> What's the point of high income when you have to use it to buy things you otherwise get as part of the package anyway
it doesn't just cancel out though. software devs in the states make much more money, to the point where you can easily afford the things that the government would provide you in europe. plus you obviously have to pay for those things through taxes anyway, and guess who pays the lions share of that. if you are in a high income bracket, you are always going to pay more in than you get back in direct services.

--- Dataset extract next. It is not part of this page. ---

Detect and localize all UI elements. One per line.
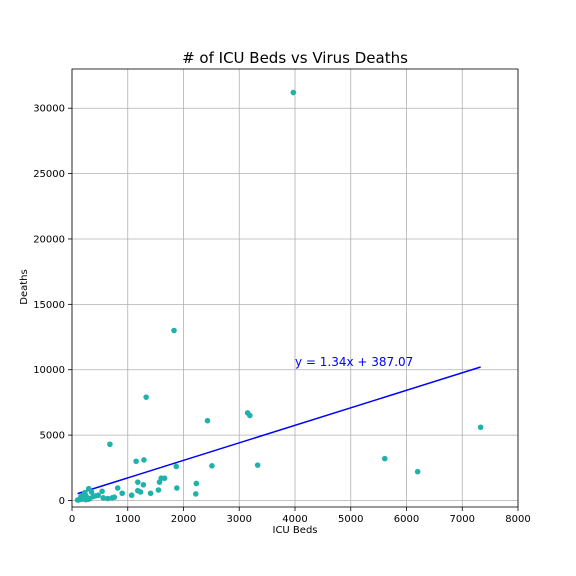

So what you're saying is... trains in SF... are a wreckage, and unusable. And you use a hyper-capitialized burning-someone-else's-money "disruptive" "startup" and would like to pretend it's comparable to having a functioning social service.
Well, okay.
I also regularly uber around in SF. Because there's no alternative. And yet: even ignoring dollar cost, I'd say it's comically, pathetically slow to get around the city compared to what a functioning mass transit system should be able to do. SF is tiny, geographically speaking; the time it takes to cover ground in SF using a car is a travesty, and more ubering will not make this better, unless we get a new ultra-high-cost variant which has rockets to blast the other traffic off the road like some terrible action movie come to life.
it doesn't just cancel out though. software devs in the states make much more money, to the point where you can easily afford the things that the government would provide you in europe. plus you obviously have to pay for those things through taxes anyway, and guess who pays the lions share of that. if you are in a high income bracket, you are always going to pay more in than you get back in direct services.